Le FLN est le produit d’une scission. Ses premiers pas s’en ressentent. La préparation de l’insurrection s’effectue à la hâte. Officiellement le CRUA* a cessé d’exister le 20 juillet 1954. En fait, son acte de décès est du 25 juin, date de la réactivation de ce qui restait de l’OS*. L’action armée commence le 1er novembre. En quatre mois, il a fallu recruter, armer et organiser parmi les militants du MTLD* une force à vocation militaire.
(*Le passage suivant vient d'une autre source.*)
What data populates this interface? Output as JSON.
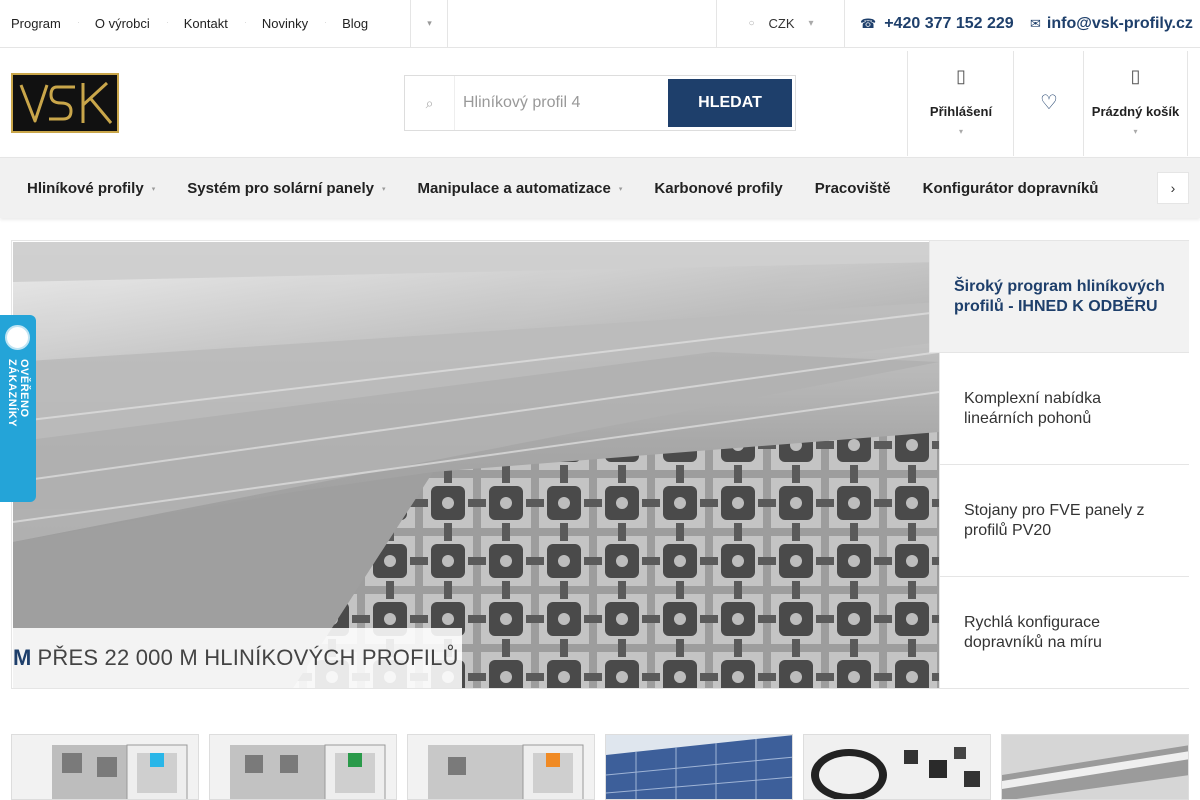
{
  "topnav": {
    "items": [
      "Program",
      "O výrobci",
      "Kontakt",
      "Novinky",
      "Blog"
    ]
  },
  "currency": {
    "value": "CZK"
  },
  "contact": {
    "phone": "+420 377 152 229",
    "email": "info@vsk-profily.cz"
  },
  "search": {
    "placeholder": "Hliníkový profil 4",
    "button": "HLEDAT"
  },
  "header": {
    "login_label": "Přihlášení",
    "cart_label": "Prázdný košík"
  },
  "mainnav": {
    "items": [
      {
        "label": "Hliníkové profily"
      },
      {
        "label": "Systém pro solární panely"
      },
      {
        "label": "Manipulace a automatizace"
      },
      {
        "label": "Karbonové profily"
      },
      {
        "label": "Pracoviště"
      },
      {
        "label": "Konfigurátor dopravníků"
      }
    ]
  },
  "hero": {
    "caption": "PŘES 22 000 M HLINÍKOVÝCH PROFILŮ",
    "slides": [
      "Široký program hliníkových profilů - IHNED K ODBĚRU",
      "Komplexní nabídka lineárních pohonů",
      "Stojany pro FVE panely z profilů PV20",
      "Rychlá konfigurace dopravníků na míru"
    ]
  },
  "badge": {
    "text": "OVĚŘENO ZÁKAZNÍKY"
  },
  "colors": {
    "brand": "#1e3f6b",
    "badge": "#24a4d8",
    "logo_gold": "#c9a64a"
  },
  "icons": {
    "phone": "phone-icon",
    "email": "envelope-icon",
    "search": "search-icon",
    "login": "user-icon",
    "wishlist": "heart-icon",
    "cart": "cart-icon",
    "nav_more": "chevron-right-icon"
  }
}
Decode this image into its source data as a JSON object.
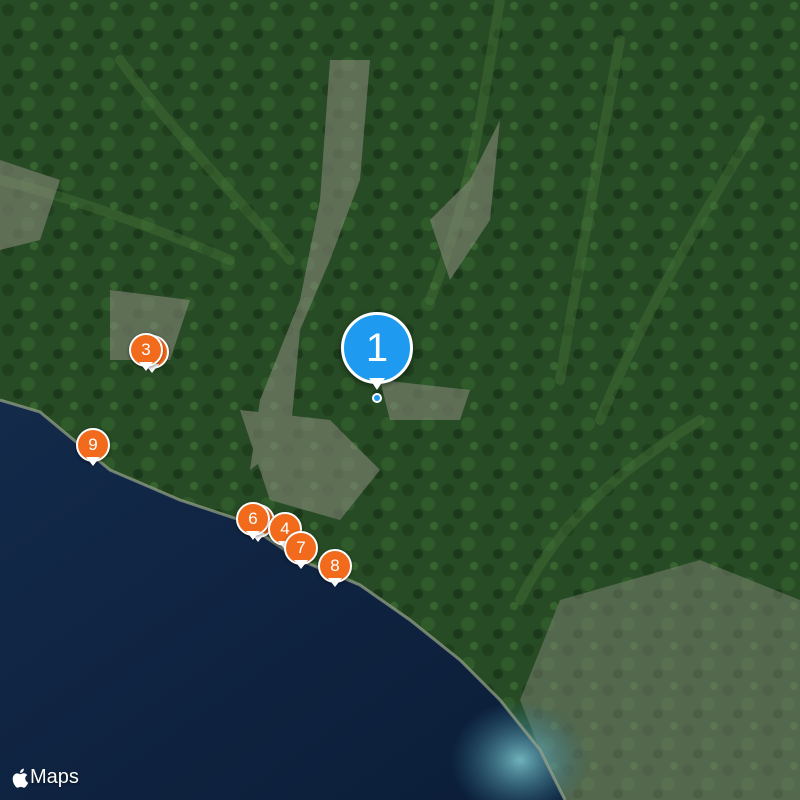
{
  "map": {
    "style": "satellite",
    "colors": {
      "sea_deep": "#0d2240",
      "sea_shallow": "#4e9aa6",
      "forest": "#254a22",
      "forest_light": "#3c6a33",
      "urban": "#8d8f7f"
    }
  },
  "markers": {
    "primary": {
      "label": "1",
      "color": "#1e9bf0"
    },
    "pins": [
      {
        "label": "3",
        "color": "#f26a1b"
      },
      {
        "label": "9",
        "color": "#f26a1b"
      },
      {
        "label": "6",
        "color": "#f26a1b"
      },
      {
        "label": "4",
        "color": "#f26a1b"
      },
      {
        "label": "7",
        "color": "#f26a1b"
      },
      {
        "label": "8",
        "color": "#f26a1b"
      }
    ]
  },
  "attribution": {
    "icon": "apple-logo-icon",
    "text": "Maps"
  }
}
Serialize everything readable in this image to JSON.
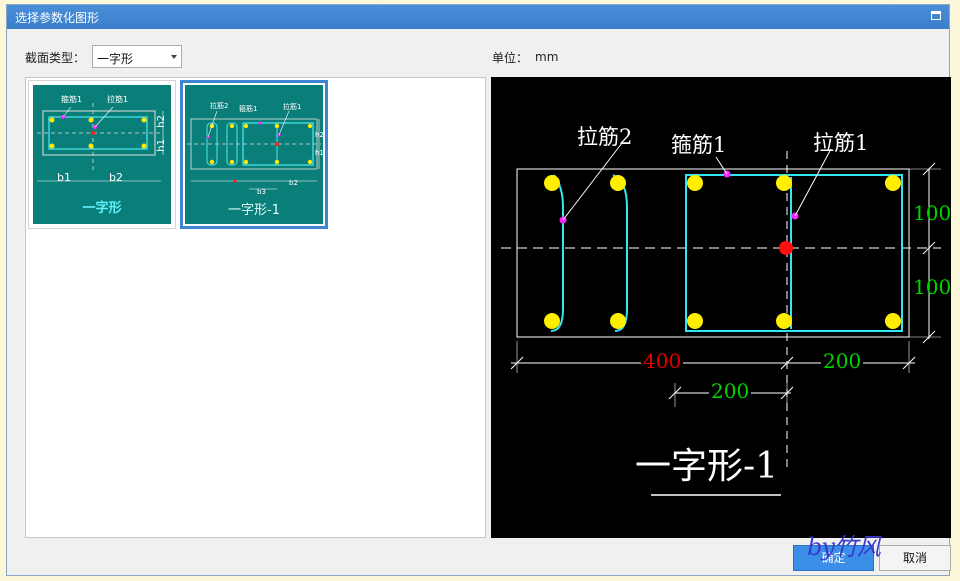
{
  "window": {
    "title": "选择参数化图形"
  },
  "section_type": {
    "label": "截面类型：",
    "value": "一字形"
  },
  "unit": {
    "label": "单位：",
    "value": "mm"
  },
  "thumbnails": [
    {
      "caption": "一字形",
      "labels": [
        "箍筋1",
        "拉筋1",
        "b1",
        "b2",
        "h1",
        "h2"
      ]
    },
    {
      "caption": "一字形-1",
      "labels": [
        "拉筋2",
        "箍筋1",
        "拉筋1",
        "b3",
        "b2",
        "h2",
        "h1"
      ]
    }
  ],
  "preview": {
    "tie2_label": "拉筋2",
    "stirrup1_label": "箍筋1",
    "tie1_label": "拉筋1",
    "dim_h_top": "100",
    "dim_h_bottom": "100",
    "dim_b1": "400",
    "dim_b2": "200",
    "dim_b3": "200",
    "shape_name": "一字形-1",
    "dim_color_red": "#e00000",
    "dim_color_green": "#00d400"
  },
  "buttons": {
    "ok": "确定",
    "cancel": "取消"
  },
  "watermark": "by竹风"
}
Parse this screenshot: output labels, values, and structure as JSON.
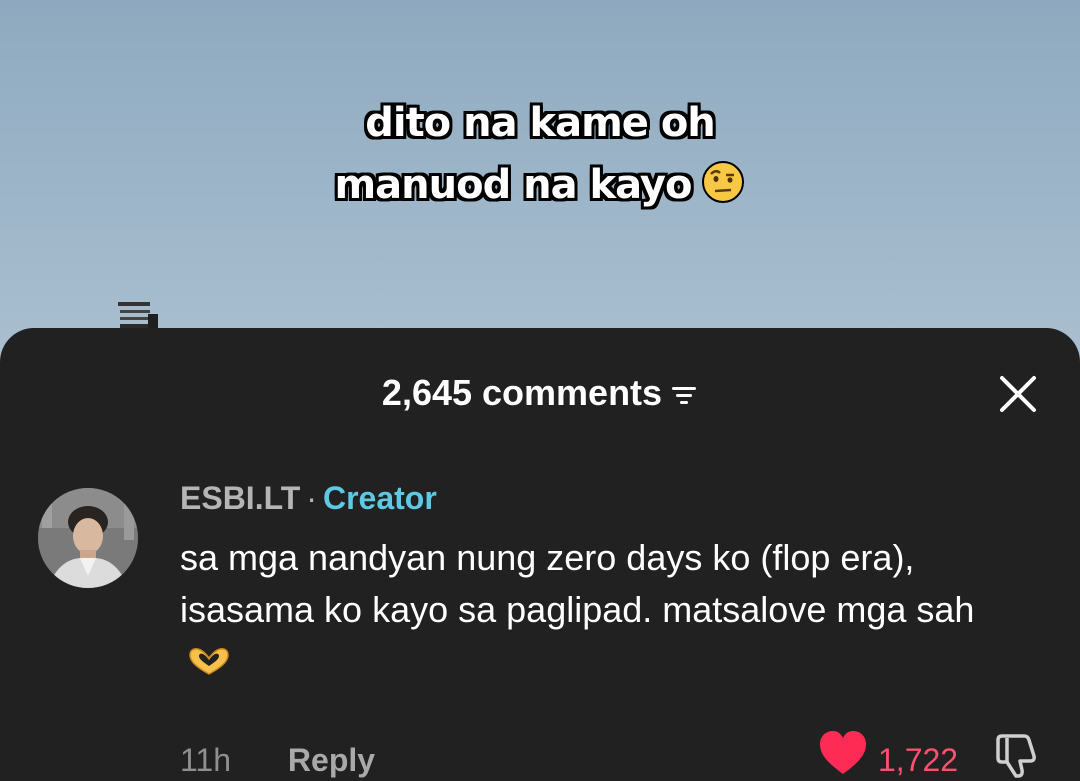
{
  "video": {
    "caption_line1": "dito na kame oh",
    "caption_line2": "manuod na kayo",
    "caption_emoji": "face-with-raised-eyebrow-icon"
  },
  "comments_sheet": {
    "count_label": "2,645 comments",
    "filter_icon": "filter-icon",
    "close_icon": "close-icon"
  },
  "comment": {
    "author": "ESBI.LT",
    "separator": "·",
    "badge": "Creator",
    "text": "sa mga nandyan nung zero days ko (flop era), isasama ko kayo sa paglipad. matsalove mga sah",
    "text_emoji": "heart-hands-icon",
    "time": "11h",
    "reply_label": "Reply",
    "likes": "1,722",
    "liked": true
  },
  "colors": {
    "sheet_bg": "#212121",
    "creator_badge": "#5dc9e2",
    "like_red": "#fe2c55"
  }
}
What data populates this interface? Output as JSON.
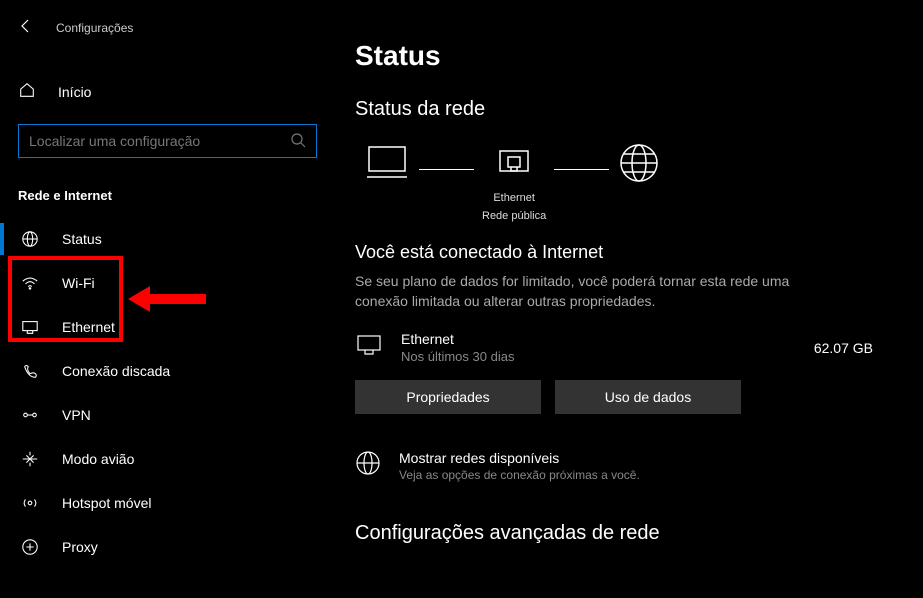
{
  "header": {
    "app_title": "Configurações"
  },
  "sidebar": {
    "home_label": "Início",
    "search_placeholder": "Localizar uma configuração",
    "category_label": "Rede e Internet",
    "items": [
      {
        "label": "Status"
      },
      {
        "label": "Wi-Fi"
      },
      {
        "label": "Ethernet"
      },
      {
        "label": "Conexão discada"
      },
      {
        "label": "VPN"
      },
      {
        "label": "Modo avião"
      },
      {
        "label": "Hotspot móvel"
      },
      {
        "label": "Proxy"
      }
    ]
  },
  "main": {
    "page_title": "Status",
    "section_title": "Status da rede",
    "diagram": {
      "mid_caption_line1": "Ethernet",
      "mid_caption_line2": "Rede pública"
    },
    "connected_title": "Você está conectado à Internet",
    "connected_desc": "Se seu plano de dados for limitado, você poderá tornar esta rede uma conexão limitada ou alterar outras propriedades.",
    "usage": {
      "name": "Ethernet",
      "subtitle": "Nos últimos 30 dias",
      "amount": "62.07 GB"
    },
    "buttons": {
      "properties": "Propriedades",
      "data_usage": "Uso de dados"
    },
    "show_networks": {
      "title": "Mostrar redes disponíveis",
      "subtitle": "Veja as opções de conexão próximas a você."
    },
    "advanced_title": "Configurações avançadas de rede"
  }
}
Le témoignage de Boudiaf nous livre la clé de cette précipitation : « Le temps pressait, car il fallait profiter de la confusion créée par la crise et du rideau de fumée des surenchères et des disputes pour échapper à une répression toujours possible[1]. » Il fallait aussi éviter l’extension des défections dans les rangs activistes provoquées par les centralistes, par les messalistes à Blida, à Aïn-Temouchent, à Constantine[2].

[*CRUA : Comité révolutionnaire d’unité et d’action, fondé en mars 1954 ; OS : Organisation spéciale, fondée en 1947, bras armé du MTLD, parti de Messali Hadj (NDLR).]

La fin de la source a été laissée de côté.